Several social media creators joined TikTok in the challenge to the law. They said the law restricted their ability to exercise the First Amendment in the modern public square. Brain Firebaugh, a first-generation rancher and U.S. Marine Corps veteran uses his account to share agricultural knowledge, while Chloe Joy Sexton launched her cookie business on the platform.
Firebaugh, Sexton and other creators said banning TikTok would erase their online communities and block the exchange of ideas on topics from news and politics to entertainment and pop culture.
“Whether you’re an ordinary citizen, or, I might add, whether you’re a presidential candidate in our last election, if you want to reach new and different audiences, TikTok is the place people go,” the creators’ attorney said.

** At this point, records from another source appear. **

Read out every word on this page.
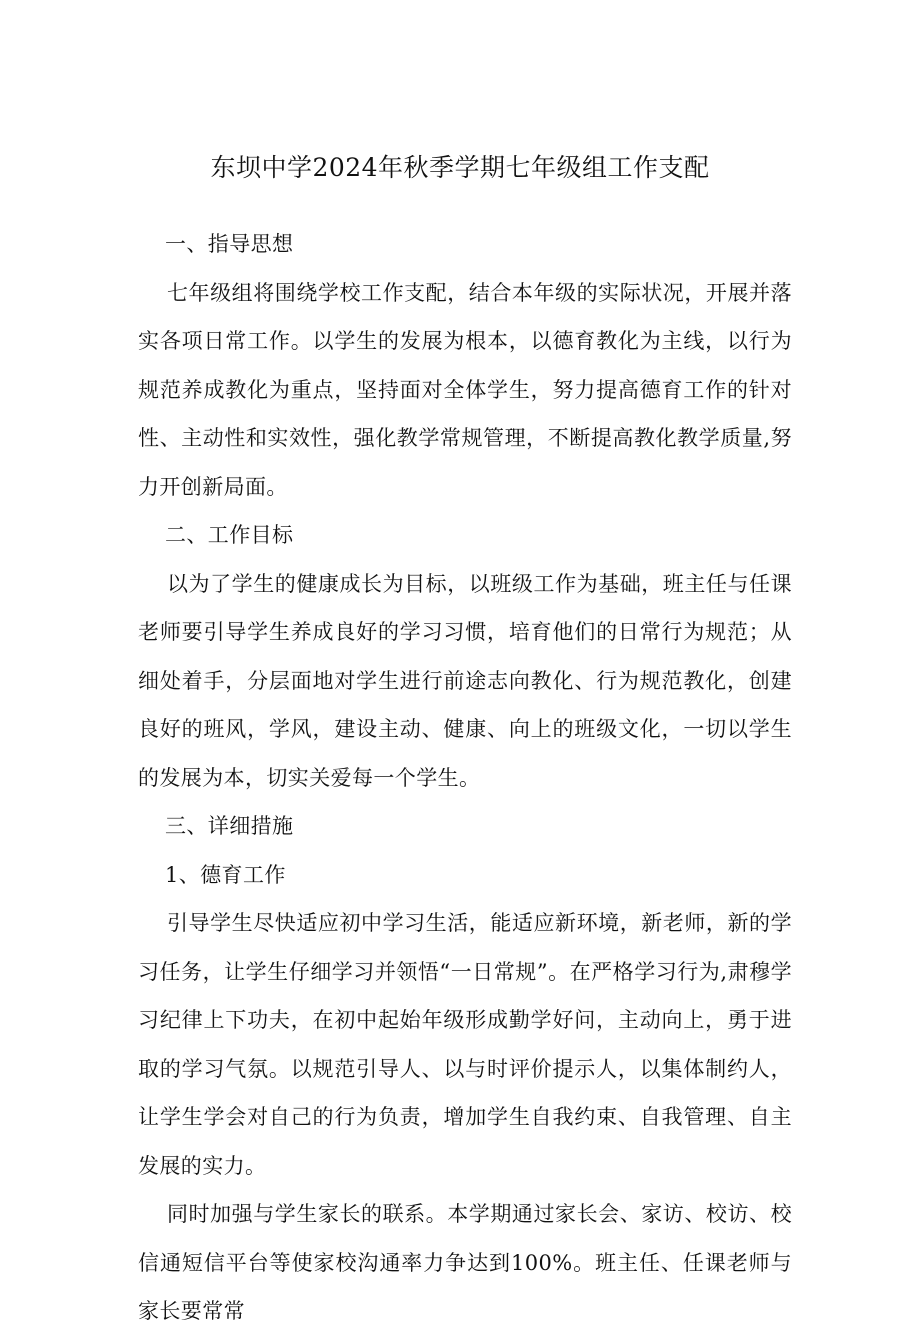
东坝中学2024年秋季学期七年级组工作支配

一、指导思想

七年级组将围绕学校工作支配，结合本年级的实际状况，开展并落实各项日常工作。以学生的发展为根本，以德育教化为主线，以行为规范养成教化为重点，坚持面对全体学生，努力提高德育工作的针对性、主动性和实效性，强化教学常规管理，不断提高教化教学质量,努力开创新局面。

二、工作目标

以为了学生的健康成长为目标，以班级工作为基础，班主任与任课老师要引导学生养成良好的学习习惯，培育他们的日常行为规范；从细处着手，分层面地对学生进行前途志向教化、行为规范教化，创建良好的班风，学风，建设主动、健康、向上的班级文化，一切以学生的发展为本，切实关爱每一个学生。

三、详细措施

1、德育工作

引导学生尽快适应初中学习生活，能适应新环境，新老师，新的学习任务，让学生仔细学习并领悟“一日常规”。在严格学习行为,肃穆学习纪律上下功夫，在初中起始年级形成勤学好问，主动向上，勇于进取的学习气氛。以规范引导人、以与时评价提示人，以集体制约人，让学生学会对自己的行为负责，增加学生自我约束、自我管理、自主发展的实力。

同时加强与学生家长的联系。本学期通过家长会、家访、校访、校信通短信平台等使家校沟通率力争达到100%。班主任、任课老师与家长要常常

Despite issuing an executive order banning the app in 2020, President-elect Donald Trump called on the court to put off a ruling in the case so he could negotiate a deal that wouldn’t ban the app. Trump attributed his change of heart to his growth on the platform during the election, suggesting that his expertise aided in his electoral win.
TikTok was amenable to this outcome, suggesting that at the very least, the justices should temporarily block the law to allow for a different solution under the new administration.
If ByteDance were to relinquish its ownership, the Biden administration said TikTok could continue to operate without any additional changes. But Prelogar pushed the justices to carry out Congress’ charge and enforce the law without any further delay.
“Foreign adversaries do not willingly give up over this mass communications channel in the United States,” Prelogar said. “And I think Congress expected we might see something like a game of chicken … but when push comes to shove and these regulations take effect, it might fundamentally change the landscape of what ByteDance may consider. It might be just the jolt that Congress expected the company would need to actually move forward with the divestiture process.”